Kades Kelbung Jadi Buronan Kejari, Atas Kasus Korupsi Dana Bansos PKH

Dedi Frangky, Kasi Intel Kejari Bangkalan saat di wawancarai.

BANGKALAN – Kasus Korupsi dana bantuan sosial (Bansos) program keluarga harapan (PKH) di Desa Kelbung, Kecamatan Galis Kabupaten Bangkalan, libatkan eks Kepala Desa (Kades) Syamsuri (51).

Sebelumnya, kasus korupsi yang terjadi di Desa Kelbung tersebut telah menetapkan 5 orang tersangka, yang saat ini sudah dilakukan penahanan di Kejati Surabaya.

Saat ini, giliran Syamsuri eks Kades Kelbung, yang menjadi tersangka dalam kasus tersebut, bahkan saat ini statusnya sudah masuk dalam Daftar Pencarian Orang (DPO) oleh Kejaksaan Negeri (Kejari) Bangkalan, setelah dilakukan pemanggilan sebanyak 3 kali, namun tak pernah hadir.

Hal itu diungkapkan oleh Kepala Kejari Bangkalan, melalui Kasi Intel, Dedi Frangky, bahwa Syamsuri saat ini sudah menjadi buronan.

“Tersangka tidak kooperatif dan tidak pernah memenuhi panggilan dari Penyidik Kejari Bangkalan,” tutur Dedi Frangky Kasi Intel Kejari setempat, saat di konfirmasi, Kamis (1/9/2022).

Setelah ditetapkan tersangka, Kejari sudah melakukan pemanggilan terhadap tersangka eks Kades Kelbung tersebut, sejak tanggal 22 – 25 Juli hingga tanggal 12 Agustus 2022. Namun tersangka tidak kooperatif dan tidak pernah hadir, sehingga ditetapkan sebagai DPO.

Dedi mengaku, saat ini eks Kades tersebut sudah jadi DPO. Selanjutnya Dedi akan meminta bantuan banyak pihak untuk mencari mantan Kades Kelbung tersebut.

“Kita minta bantuan dari pihak-pihak terkait dan meminta informasi dari Masyarakat terkait keberadaan tersangka dan kita akan lakulan upaya jemput paksa terhadap tersangka, jika sudah mengetahui keberadaannya,” tegas Dedi.

Sekedar diketahui, Kelima tersangka yang ditahan yakni AGA (37) Koordinator PKH kecamatan, NZ dan AM sebagai pendamping PKH, dan SU merupakan istri kades, SI warga yang terlibat.

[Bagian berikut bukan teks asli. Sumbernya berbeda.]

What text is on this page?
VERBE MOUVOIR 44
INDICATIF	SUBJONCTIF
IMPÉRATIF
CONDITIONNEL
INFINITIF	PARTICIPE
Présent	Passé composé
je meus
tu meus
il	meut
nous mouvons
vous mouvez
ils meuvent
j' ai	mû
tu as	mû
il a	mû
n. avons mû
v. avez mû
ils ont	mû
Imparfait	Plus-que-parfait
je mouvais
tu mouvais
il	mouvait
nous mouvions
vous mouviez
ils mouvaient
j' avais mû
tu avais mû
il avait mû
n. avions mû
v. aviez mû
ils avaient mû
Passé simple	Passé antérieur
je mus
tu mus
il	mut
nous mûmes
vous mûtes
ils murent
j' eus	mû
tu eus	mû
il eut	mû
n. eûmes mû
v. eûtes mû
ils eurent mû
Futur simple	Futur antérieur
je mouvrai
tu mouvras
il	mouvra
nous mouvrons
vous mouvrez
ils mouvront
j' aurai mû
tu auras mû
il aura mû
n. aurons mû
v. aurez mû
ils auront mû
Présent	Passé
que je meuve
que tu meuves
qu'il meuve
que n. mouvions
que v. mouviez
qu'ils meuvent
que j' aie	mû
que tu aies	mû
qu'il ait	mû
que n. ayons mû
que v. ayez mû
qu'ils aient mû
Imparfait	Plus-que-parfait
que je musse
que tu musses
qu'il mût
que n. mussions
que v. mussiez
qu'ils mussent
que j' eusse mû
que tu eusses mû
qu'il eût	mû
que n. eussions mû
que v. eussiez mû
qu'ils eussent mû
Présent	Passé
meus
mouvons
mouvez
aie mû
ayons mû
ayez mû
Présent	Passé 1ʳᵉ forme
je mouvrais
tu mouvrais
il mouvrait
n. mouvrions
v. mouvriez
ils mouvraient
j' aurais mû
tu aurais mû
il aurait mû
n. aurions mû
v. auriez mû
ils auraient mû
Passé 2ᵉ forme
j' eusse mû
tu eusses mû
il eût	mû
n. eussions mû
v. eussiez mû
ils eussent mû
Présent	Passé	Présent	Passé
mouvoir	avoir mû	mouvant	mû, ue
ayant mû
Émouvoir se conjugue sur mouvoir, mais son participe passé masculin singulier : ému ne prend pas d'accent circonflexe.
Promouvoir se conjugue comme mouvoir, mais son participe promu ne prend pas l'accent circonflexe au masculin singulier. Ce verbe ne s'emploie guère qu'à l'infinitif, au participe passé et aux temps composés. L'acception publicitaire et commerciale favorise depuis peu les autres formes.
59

Korupsi bantuan dana PKH ini bermodus dengan mengambil kartu ATM PKH yang dimiliki oleh 300 warga dari keluarga penerima manfaat (KPM). Kartu tersebut kemudian dicairkan dan digunakan untuk kebutuhan pribadi para tersangka.

Aksi ini diketahui sejak tahun 2017 hingga tahun 2021. Akibat korupsi berjemaah ini, kerugian negara ditaksir Rp 2 miliar. Saat ini Kejari Bangkalan akan terus melakukan pengembangan dengan menetapkan dan menahan para pelaku.